Statistisch onderzoek vanwege de overheid lag helemaal niet goed in de Tweede Kamer en dat zou nog wel een paar decennia met ups en downs blijven duren. De conservatief-liberalen die in die dagen de scepter zwaaiden moesten om ideologische redenen heel weinig van staatsstatistiek hebben. De staat moest klein blijven en zo min mogelijk belasting heffen. Hun houding van laissez faire, hun fundamentele bezwaren tegen sociaal-economische politiek en hun opvatting dat een vrije commerciële natie als Nederland geen kwantificatie nodig had werkten dit in de hand.
De Minister, Jonkheer Mr Jacob Van Tets van Goudriaan (1812-1885), heer van Oud- en Nieuw-Goudriaan, weerde zich als een leeuw. Wat de volkstelling van 1859 betrof, die moest er komen, zo beklemtoonde de minister. Het was immers wettelijk noodzakelijk het inwonertal precies te bepalen om zo in elke gemeente het juiste aantal raadsleden en wethouders (en trouwens ook de hoogte van hun salarissen) te kunnen vaststellen. Hier speelde hij in op het eigenbelang van vele kamerleden en hun families die in politieke en bestuursfuncties werkzaam waren. Ook voor de vaststelling van de Nationale Militie en de personele belasting was een nieuwe volkstelling wettelijk onmisbaar.
Aanpassing op basis van geboorten en overledenen was ondoenlijk volgens hem, daar de registers van aankomst en vertrek te lacuneus waren. Hij wees erop dat in België bij de volkstelling van twee jaar eerder, in 1856, was gebleken dat er liefst 114.000 personen bleken te bestaan die niet ingeschreven waren.
Misschien vreesde hij dat leden van de Kamer dit als een typisch Belgisch gebrek zouden zien, want hij voegde er haastig aan toe dat de volkstelling niet alleen tot een precieze bepaling van de bevolking zou leiden. Hij zou ook dienen voor de berekening van de sterfte op elke leeftijd. Een aantal parlementariërs met connecties in het Amsterdamse verzekeringswezen zullen hierop met veel belangstelling hebben gereageerd. En tenslotte hanteerde de Minister het conservatief-liberale en trouwens ook oer-Hollandse argument dat de volkstelling bijzonder goedkoop was. De Belgen hadden in 1846 omgerekend bijna 300.000 gulden besteed. Een bedrag van f 13.000 was volgens hem gering, wat onmiskenbaar volkomen juist was.

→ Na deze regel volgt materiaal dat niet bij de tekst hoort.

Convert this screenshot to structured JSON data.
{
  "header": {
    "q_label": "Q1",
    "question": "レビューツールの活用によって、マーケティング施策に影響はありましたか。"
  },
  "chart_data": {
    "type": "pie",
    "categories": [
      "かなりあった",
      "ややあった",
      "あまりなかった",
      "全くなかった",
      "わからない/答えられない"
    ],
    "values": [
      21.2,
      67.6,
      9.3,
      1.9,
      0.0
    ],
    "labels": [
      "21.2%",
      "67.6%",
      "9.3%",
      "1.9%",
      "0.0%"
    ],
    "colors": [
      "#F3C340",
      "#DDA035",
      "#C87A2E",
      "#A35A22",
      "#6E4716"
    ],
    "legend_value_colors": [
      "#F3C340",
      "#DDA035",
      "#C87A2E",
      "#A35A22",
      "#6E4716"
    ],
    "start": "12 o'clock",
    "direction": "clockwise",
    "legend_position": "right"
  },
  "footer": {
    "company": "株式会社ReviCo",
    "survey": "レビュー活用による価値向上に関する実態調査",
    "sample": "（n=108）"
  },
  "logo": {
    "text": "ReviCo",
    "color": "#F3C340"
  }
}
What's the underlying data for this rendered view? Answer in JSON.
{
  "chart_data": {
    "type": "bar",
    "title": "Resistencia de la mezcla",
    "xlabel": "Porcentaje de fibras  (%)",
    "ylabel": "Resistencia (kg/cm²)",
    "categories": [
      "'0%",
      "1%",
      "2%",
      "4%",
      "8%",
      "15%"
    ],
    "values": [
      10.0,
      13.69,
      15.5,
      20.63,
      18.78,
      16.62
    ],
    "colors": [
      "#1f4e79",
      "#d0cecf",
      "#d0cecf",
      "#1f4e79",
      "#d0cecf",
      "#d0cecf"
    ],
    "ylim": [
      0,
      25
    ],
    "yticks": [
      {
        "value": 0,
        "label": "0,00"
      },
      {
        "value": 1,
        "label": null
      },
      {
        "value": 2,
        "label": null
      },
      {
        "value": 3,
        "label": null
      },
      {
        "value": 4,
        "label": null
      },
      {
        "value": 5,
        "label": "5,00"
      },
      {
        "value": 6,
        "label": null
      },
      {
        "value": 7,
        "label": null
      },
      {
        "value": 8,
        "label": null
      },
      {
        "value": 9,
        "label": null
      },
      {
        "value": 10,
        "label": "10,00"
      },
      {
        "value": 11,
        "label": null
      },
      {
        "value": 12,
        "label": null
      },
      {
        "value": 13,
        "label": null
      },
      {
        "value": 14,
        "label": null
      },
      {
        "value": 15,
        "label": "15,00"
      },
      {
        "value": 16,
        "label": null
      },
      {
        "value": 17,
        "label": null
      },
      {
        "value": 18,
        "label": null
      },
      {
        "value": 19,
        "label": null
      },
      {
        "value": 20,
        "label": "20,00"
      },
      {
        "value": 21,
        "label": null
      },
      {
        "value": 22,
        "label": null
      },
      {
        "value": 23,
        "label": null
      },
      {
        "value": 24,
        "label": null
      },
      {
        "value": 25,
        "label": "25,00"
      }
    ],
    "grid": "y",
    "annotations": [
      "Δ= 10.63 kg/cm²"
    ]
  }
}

De Kamers trapten hier in en de begrotingspost werd goedgekeurd. De Minister kon opgelucht ademhalen, de zaak was een sisser afgelopen. De Tweede en later ook de Eerste Kamer realiseerden zich dat het instituut van de de volkstelling te diep in de bestaande wetgeving was verzonken om ze niet te kunnen uitvoeren. Het is merkwaardig dat niemand in de beide kamers het vermelde verschil in kosten met de Belgen bekritiseerde. Het kwam immers neer op f 67 per 1000 Belgen tegen f 4 per 1000 Nederlanders. Daar moest toch meer aan de hand zijn dan het klassieke Hollandse zelfbeeld van een efficiënte overheidsadministratie kon doen geloven?
Als we nader toekijken zien we het hoe en wat van dit door de minister gecreëerde verschil. De Belgische Algemene Telling van 1846 - met op de achtergrond de grote statisticus Adolphe Quetelet - is wat mij betreft de meest uitgebreide en kwalitatief allerbeste van alle Europese tellingen in de 19de eeuw. Dat komt heus niet alleen omdat ik deze telling met veel vrucht heb gebruikt voor mijn proefschrift. Er waren in 1846 liefst drie opnamen tegelijk in het spel.
Allereerst kregen alle huishoudens een met Nederland vergelijkbaar telformulier voor de samenstelling van het huishouden, en voor de specificatie van elk individu naar leeftijd, beroep, woning en nog een aantal andere gegevens. Ieder Belgisch huishouden dat een landbouwexploitatie had, hoe klein ook, kreeg bovendien een individueel telformulier voor de opgave van de inzet aan gezinsarbeid en van eventuele loonarbeiders op de boerderij, de gebruikte oppervlakte land en de kwaliteit ervan, de omvang van de veestapel, de voortgebrachte produkten en de produktiewaarde, en nog een reeks gegevens. Dit ontbrak in Nederland.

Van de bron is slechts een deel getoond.